Later in the run, I broke down by some trees. I was alone in the open space, off the main canal trail. I was standing in some shade trying to cool down, trying to keep my wits. A dog came running across the trail and I started to pull myself together to move on. The owners came up behind him. They caught me crying too as I walked away. The dog followed me and I finally bent down to say hi. He gave me kisses on my cheek and ran away. I was craving that energy, that dog energy (dogs bring a certain levity to it all that is irreplaceable). The owners said thank-you, as if I had been kind to them. They didn't know.
People talk about how their pets are their children. I appreciate that reference because it encompasses how much love they have for their animals, and I get that. I just never personally resonated with that statement because I considered Ginger my contemporary. I literally considered her an equal and my best good buddy. Hell, she took care of me in some of my darkest times.
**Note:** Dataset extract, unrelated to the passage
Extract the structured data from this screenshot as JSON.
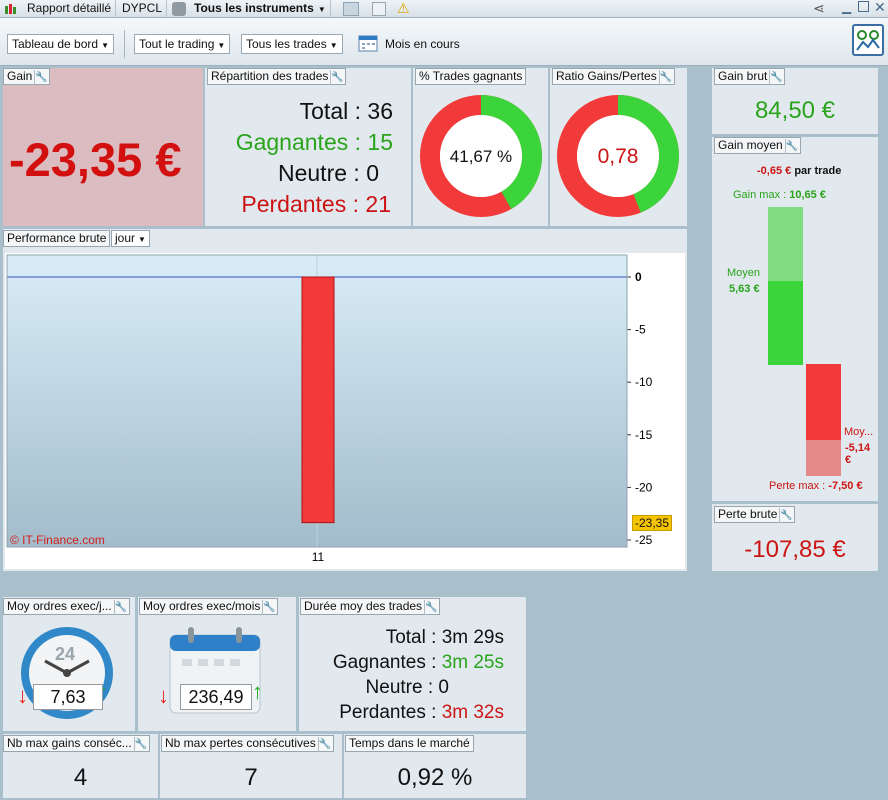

We were kindred. We communicated well together. I knew she would eat a cucumber but only if the slice was cut in half. She talked to me like Chewbacca (but she would do this to anyone given the right food situation), we howled together, I trusted her implicitly with my kids. She was the friend who was always by my side even if I wasn't always by her side.
This might have been where I failed her. She was a being I said I would take care of and I wasn't listening to her, paying attention to her pain like a caregiver. D and I both had moments where we stared in to her eyes yesterday and she knew. We knew. Later last night, I told him I felt like we lost our best buddy - she was practically there for our whole relationship and clearly now a chapter ended. I felt like a third of us was gone.
This day was a beast of it's own making. I thought I had bridled the pain but every day life and schedule left me feeling the echoed silence at a heightened level. Finally talking on the phone to friends and crying as I walked in to work. I couldn't find a way to tell them what happened. The words would not come out of my mouth all day. I look like a truck hit me. I was quiet for the most part; kept my head down. D was having a hard day too. We would eat dinner out; the house was too quiet to go home to.
Miss M cried to me tonight about Ginger. How can a 3.5 year old come to terms with death when a 38 year old can't. I cried too. We talked about good memories and how great Gingy was. We talked about how she was our best friend. We told each other how much we loved each other too. Because if death is good for anything, it's good for making people present and filled with gratitude for what they do still have in their days.
I touched her bed before work today. There was no warmth from a prior night's sleep. The front door was open when I pulled in the driveway at the end of the day but no one came out to greet us. The back yard seems menacing. I look out the back window and something is missing. The space is hollow and I can't really be back there right now. Cody was out barking, running back and forth along the fence waiting for his friend to come bark back. The silence hung in the air. How will he know?